Introduction au psaume :

Ma volonté, mon Dieu, c'est de faire la tienne

Il n'est plus possible de dire cette prière sans se souvenir que le Lettre aux Hébreux y a lu les paroles mêmes qui, dans la bouche du Christ, donnent le sens de l'Incarnation.
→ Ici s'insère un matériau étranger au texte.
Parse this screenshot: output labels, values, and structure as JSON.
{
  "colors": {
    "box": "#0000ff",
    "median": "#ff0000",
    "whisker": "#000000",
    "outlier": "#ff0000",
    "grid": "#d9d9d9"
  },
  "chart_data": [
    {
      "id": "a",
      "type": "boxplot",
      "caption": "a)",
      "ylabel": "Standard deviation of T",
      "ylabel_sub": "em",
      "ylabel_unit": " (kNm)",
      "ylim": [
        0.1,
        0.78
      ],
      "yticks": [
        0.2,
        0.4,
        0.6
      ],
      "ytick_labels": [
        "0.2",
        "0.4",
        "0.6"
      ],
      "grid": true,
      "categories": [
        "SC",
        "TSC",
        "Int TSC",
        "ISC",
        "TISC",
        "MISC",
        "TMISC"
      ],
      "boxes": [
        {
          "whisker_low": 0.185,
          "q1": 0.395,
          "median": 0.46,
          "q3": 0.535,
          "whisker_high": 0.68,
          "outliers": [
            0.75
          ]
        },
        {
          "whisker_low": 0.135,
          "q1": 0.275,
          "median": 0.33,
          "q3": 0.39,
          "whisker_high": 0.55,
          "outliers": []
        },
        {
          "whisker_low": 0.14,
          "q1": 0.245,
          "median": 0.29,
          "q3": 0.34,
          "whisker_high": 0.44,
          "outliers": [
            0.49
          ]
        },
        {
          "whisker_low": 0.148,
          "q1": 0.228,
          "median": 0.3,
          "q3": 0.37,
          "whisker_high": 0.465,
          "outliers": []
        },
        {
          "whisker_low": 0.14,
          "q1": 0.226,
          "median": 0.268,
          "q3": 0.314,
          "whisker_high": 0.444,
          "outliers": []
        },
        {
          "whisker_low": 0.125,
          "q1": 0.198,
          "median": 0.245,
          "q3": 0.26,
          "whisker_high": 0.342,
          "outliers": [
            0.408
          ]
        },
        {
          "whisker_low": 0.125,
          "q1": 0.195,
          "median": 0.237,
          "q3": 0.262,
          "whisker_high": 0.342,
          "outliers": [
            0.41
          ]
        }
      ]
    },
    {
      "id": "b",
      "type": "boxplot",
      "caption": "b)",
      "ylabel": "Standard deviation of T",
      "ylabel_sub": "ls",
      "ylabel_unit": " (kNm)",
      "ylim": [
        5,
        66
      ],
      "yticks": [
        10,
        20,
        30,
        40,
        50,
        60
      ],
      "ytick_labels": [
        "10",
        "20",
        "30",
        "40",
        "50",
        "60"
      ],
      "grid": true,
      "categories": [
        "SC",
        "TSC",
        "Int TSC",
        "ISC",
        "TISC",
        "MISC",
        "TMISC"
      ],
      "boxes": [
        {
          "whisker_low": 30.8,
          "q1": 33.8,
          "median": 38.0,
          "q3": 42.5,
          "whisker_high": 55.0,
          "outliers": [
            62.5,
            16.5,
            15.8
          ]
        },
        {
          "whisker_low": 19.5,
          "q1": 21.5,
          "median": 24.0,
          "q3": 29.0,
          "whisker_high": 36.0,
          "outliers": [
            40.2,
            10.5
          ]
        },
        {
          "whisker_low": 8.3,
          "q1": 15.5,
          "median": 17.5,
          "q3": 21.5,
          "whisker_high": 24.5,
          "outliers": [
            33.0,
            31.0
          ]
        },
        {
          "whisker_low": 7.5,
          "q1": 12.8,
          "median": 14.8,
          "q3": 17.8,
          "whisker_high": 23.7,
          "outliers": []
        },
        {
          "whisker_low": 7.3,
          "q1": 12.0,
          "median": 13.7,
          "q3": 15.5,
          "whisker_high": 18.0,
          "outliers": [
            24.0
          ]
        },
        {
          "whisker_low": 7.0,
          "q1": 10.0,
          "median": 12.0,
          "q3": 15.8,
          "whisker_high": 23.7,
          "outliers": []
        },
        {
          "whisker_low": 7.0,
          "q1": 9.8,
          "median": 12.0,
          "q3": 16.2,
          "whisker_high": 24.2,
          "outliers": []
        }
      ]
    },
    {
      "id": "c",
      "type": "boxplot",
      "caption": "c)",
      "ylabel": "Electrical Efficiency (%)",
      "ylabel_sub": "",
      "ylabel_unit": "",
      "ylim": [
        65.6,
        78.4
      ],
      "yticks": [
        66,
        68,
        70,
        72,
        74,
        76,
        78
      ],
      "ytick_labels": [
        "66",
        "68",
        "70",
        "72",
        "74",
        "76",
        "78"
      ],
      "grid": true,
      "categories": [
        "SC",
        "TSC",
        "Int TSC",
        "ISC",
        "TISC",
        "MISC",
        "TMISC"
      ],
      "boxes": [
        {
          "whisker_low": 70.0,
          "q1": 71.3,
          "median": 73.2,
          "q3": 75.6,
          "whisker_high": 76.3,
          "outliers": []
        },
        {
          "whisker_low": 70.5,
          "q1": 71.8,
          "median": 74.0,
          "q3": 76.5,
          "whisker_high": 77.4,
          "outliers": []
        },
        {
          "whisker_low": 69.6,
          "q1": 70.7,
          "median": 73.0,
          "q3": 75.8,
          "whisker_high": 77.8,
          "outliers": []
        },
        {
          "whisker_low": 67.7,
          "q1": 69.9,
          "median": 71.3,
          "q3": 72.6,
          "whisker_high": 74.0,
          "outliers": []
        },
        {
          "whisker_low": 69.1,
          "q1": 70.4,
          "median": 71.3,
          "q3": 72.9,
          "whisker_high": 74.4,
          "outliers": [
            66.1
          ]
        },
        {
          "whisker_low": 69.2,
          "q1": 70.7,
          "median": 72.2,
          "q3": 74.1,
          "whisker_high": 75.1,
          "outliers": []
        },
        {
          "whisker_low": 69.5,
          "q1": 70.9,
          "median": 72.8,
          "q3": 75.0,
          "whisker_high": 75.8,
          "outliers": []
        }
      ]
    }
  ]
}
" Ce n'est pas avec du sang de taureaux ou de boucs que les péchés peuvent être effacés. C'est pourquoi le Christ en entrant dans le monde, s'exprime ainsi : Tu n'as voulu ni sacrifice no offrande , mais tu m'as formé un corps. Alors j'ai dit : Me voici, je viens pour faire ta volonté. Et c'est en vertu de cette volonté que nous sommes sanctifiés par l'offrande que Jésus a faite une fois pour toutes de son corps." (Heb 10, 5 sq). 
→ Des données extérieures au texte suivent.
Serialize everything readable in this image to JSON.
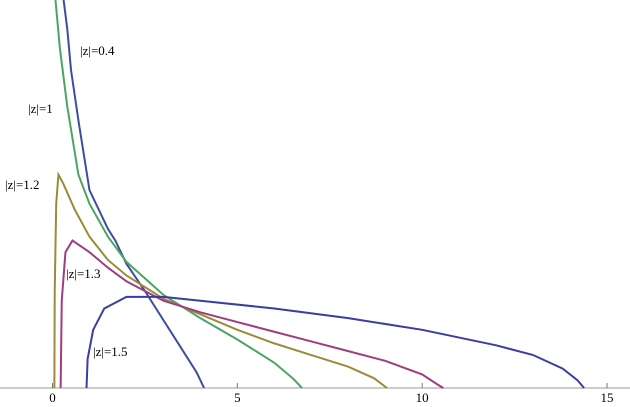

Nous sommes donc invités à aller chercher au plus profond du coeur du Christ ce qui est le secret de sa vie, de son œuvre, de sa prière : cet abandon total à son Père, dont la volonté et le commandement sont pour lui l'unique loi : "Ma nourriture, c'est de faire la volonté de Celui qui m'a envoyé et d'accomplir son œuvre" (Jn 4,34).

On ne peut s'étonner dès lors du climat de sécurité, de joie, de paix qui règne dans ce psaume : ces sentiments doivent être les nôtres, car le Christ et nous sommes un seul Corps.
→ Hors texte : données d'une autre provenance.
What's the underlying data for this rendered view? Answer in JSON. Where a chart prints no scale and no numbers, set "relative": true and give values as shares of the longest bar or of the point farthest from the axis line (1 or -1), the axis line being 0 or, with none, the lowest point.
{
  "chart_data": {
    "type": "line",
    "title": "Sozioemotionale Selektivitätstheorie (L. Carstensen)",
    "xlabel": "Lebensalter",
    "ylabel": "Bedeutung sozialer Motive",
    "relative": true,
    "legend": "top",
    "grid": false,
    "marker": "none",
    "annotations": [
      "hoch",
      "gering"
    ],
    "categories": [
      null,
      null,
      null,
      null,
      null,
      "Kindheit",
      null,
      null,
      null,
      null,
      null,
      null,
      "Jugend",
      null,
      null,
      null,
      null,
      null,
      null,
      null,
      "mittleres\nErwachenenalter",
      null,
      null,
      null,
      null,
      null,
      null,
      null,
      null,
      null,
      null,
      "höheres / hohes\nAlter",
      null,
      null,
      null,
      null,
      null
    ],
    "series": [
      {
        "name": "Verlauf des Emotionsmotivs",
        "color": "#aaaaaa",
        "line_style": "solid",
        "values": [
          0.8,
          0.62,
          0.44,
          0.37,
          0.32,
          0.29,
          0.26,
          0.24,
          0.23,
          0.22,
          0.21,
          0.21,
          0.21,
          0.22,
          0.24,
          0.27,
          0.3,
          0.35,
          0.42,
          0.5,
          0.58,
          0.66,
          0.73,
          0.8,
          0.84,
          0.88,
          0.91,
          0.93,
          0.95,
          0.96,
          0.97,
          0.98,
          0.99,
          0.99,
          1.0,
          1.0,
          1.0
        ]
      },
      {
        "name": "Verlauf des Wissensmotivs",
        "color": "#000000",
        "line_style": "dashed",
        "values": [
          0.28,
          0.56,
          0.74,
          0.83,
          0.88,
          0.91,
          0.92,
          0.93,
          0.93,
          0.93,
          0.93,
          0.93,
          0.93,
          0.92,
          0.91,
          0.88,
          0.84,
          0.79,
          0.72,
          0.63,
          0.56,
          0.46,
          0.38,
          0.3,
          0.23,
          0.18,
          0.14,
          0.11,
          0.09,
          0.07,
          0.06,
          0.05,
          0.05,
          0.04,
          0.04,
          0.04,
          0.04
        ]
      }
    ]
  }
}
Tout est action de grâces dans le cœur qui sait que Dieu attend de lui, dans le Christ, simplement son amour :

 

 

 

D'un grand espoir

         j'espérais le Seigneur : *

il s'est penché vers moi

         pour entendre mon cri.

 

Il m'a tiré de l'horreur du gouffre,

         de la vase et de la boue ; *

il m'a fait reprendre pied sur le roc,

         il a raffermi mes pas.

 

Dans ma bouche il a mis un chant nouveau,

         une louange à notre Dieu. *

Beaucoup d'hommes verront, ils craindront,

         ils auront foi dans le Seigneur.

 

Heureux est l'homme

         qui met sa foi dans le Seigneur *

et ne va pas du côté des violents,

         dans le parti des traîtres.

 

Tu as fait pour nous tant de choses,

         toi, Seigneur mon Dieu ! *

Tant de projets et de merveilles :

         non, tu n'as point d'égal !

 

Je les dis, je les redis encore ; *

         mais leur nombre est trop grand !

 

Tu ne voulais ni offrande ni sacrifice,

         tu as ouvert mes oreilles ; *

tu ne demandais ni holocauste ni victime,

         alors j'ai dit : « Voici, je viens.

 

« Dans le livre, est écrit pour moi

         ce que tu veux que je fasse. *

Mon Dieu, voilà ce que j'aime :

         ta loi me tient aux entrailles. »

 

Tout est aussi générosité : on a besoin de faire partager sa découverte :

J'annonce la justice

         dans la grande assemblée ; *

vois, je ne retiens pas mes lèvres,

         Seigneur, tu le sais.

 

Je n'ai pas enfoui ta justice au fond de mon cœur, +

         je n'ai pas caché ta fidélité, ton salut ; *

j'ai dit ton amour et ta vérité

         à la grande assemblée.

 

Toi, Seigneur,

         ne retiens pas loin de moi ta tendresse ; *

que ton amour et ta vérité

         sans cesse me gardent !

 

Que pourrait-on craindre ? Seul peut craindre celui qui n'aime pas.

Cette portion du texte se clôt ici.